Il terrorismo è infatti uno strano rituale, che si perpetua attraverso il diabolico meccanismo della mimesi, insignito ultimamente anche di base biologica (i “neuroni specchio” di cui tanto si discute). Ci troviamo di fronte a un fenomeno che si potrebbe definire come “paradosso di Werther” (una variazione sul tema del famoso “effetto” con cui si registra un aumento di suicidi ogni volta che i media annunciano che qualche celebrità si è tolta la vita), ovvero: è davvero possibile imporre la censura sulle notizie riguardanti gli attentati, per evitare il pericolo di emulazione, oppure qualsiasi provvedimento del genere obbligherebbe a estendere la censura a livelli inimmaginabili (fino all’instaurazione di uno stato, se non di polizia, almeno di “psico-polizia”)?

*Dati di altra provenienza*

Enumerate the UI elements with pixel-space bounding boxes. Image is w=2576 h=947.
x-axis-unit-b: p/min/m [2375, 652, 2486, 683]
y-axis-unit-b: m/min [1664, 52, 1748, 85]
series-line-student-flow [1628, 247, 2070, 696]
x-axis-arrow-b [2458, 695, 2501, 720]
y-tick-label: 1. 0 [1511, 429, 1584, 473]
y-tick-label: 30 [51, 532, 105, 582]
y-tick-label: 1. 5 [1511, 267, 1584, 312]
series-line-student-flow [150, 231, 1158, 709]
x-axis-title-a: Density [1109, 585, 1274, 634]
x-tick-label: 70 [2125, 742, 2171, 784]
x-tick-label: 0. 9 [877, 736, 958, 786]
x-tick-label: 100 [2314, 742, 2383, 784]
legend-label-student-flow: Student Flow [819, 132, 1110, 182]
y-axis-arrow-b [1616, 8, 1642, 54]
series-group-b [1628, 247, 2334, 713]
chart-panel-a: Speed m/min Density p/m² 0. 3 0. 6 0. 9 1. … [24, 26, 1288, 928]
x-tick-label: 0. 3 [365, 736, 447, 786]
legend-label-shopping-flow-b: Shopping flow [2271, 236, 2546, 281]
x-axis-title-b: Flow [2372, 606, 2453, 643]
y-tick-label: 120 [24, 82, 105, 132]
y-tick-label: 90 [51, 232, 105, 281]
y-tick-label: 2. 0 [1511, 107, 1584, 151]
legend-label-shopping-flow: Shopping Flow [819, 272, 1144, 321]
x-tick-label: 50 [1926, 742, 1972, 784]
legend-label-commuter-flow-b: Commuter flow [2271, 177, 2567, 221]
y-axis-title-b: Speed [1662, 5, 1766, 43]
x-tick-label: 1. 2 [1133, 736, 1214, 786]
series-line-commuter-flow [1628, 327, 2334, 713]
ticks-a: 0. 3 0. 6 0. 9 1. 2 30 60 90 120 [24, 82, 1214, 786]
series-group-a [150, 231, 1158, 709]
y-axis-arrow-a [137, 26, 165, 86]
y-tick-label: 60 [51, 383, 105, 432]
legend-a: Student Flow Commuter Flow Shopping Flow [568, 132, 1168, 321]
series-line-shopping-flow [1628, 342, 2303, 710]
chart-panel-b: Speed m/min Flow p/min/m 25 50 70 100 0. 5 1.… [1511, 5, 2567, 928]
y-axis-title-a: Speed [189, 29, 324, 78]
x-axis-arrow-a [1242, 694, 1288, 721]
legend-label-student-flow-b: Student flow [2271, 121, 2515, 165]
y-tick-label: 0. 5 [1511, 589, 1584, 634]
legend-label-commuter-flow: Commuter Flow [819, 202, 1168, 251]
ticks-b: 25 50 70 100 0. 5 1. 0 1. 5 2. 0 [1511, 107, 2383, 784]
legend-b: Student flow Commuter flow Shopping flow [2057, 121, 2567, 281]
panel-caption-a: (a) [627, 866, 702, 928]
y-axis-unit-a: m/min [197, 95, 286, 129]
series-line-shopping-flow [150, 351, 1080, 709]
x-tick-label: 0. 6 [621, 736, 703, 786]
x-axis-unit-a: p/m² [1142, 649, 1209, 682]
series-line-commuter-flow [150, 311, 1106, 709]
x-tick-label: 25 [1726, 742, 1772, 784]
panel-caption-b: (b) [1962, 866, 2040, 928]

Credo che su questo punto dovremmo purtroppo rassegnarci: quella che stiamo vivendo è la stagione del terrore. L’unica cosa che possiamo fare è evitare ogni forma di ipocrisia, sia a livello personale che sociale (e politico). In primo luogo, perché non abbiamo a che fare con degli “insospettabili”, ma con individui che a causa della tolleranza politicamente corretta hanno coltivato una hybris allucinante. Forse l’estendersi del “contagio” sta favorendo un cambiamento di mentalità (o “sensibilità”) nei confronti del problema: temo tuttavia che ci vorrà del tempo prima che il sanglot de l’homme blanc si attenui. Per ora è già un progresso il fatto che molti leitmotiv stiano lentamente scomparendo dai palinsesti giornalistici: niente più “Li abbiamo bombardati prima noi”; “È una reazione all’islamofobia”; “Gli incidenti stradali e l’alcolismo uccidono più persone”; “Il cambiamento climatico è la prima causa del terrorismo”, eccetera.

Bisognerà infine rendersi conto una volta per tutte che si tratta, come detto, di una questione di hybris, e agire di conseguenza. Per esempio, non azzardarsi mai più a giustificare l’assalto alla redazione di un giornale in quanto colpevole di aver “insultato la fede degli altri”; è necessario far passare il principio che chi offre un alibi agli assassini alimenta l’emulazione più di qualsiasi diretta televisiva.

Non vorrei invece perdere un solo istante a deplorare complottismi e paranoie varie, poiché è evidente che alcune persone sono talmente dissociate da non rendersi conto neppure di quel sta accadendo nel loro vicinato. La realtà è stata descritta plasticamente dall’orientalista francese Oliver Roy, con una formula che seppur già abusata resta valida: non siamo di fronte una radicalizzazione dell’islam, ma a una islamizzazione del radicalismo. Il che ovviamente non dovrebbe portare a ripetere ossessivamente le solite baggianate, del tipo “islam vuol dire pace” (eterna, probabilmente), ma semmai stimolare un approccio concentrato in primis su quegli immigrati di seconda generazione suscettibili di indottrinamento: anche in Italia abbiamo tanti aspiranti jihadisti che hanno “l’intelligenza di un posacenere vuoto” (così l’avvocato di uno dei terroristi che attaccarono Parigi nel novembre del 2015) e che sono pronti a colpire con qualsiasi mezzo possibile (dai coltelli da cucina alle bombole del gas). Far finta che tutto ciò non stia accadendo è un atteggiamento che ormai non ha più alcun senso (semmai l’abbia avuto).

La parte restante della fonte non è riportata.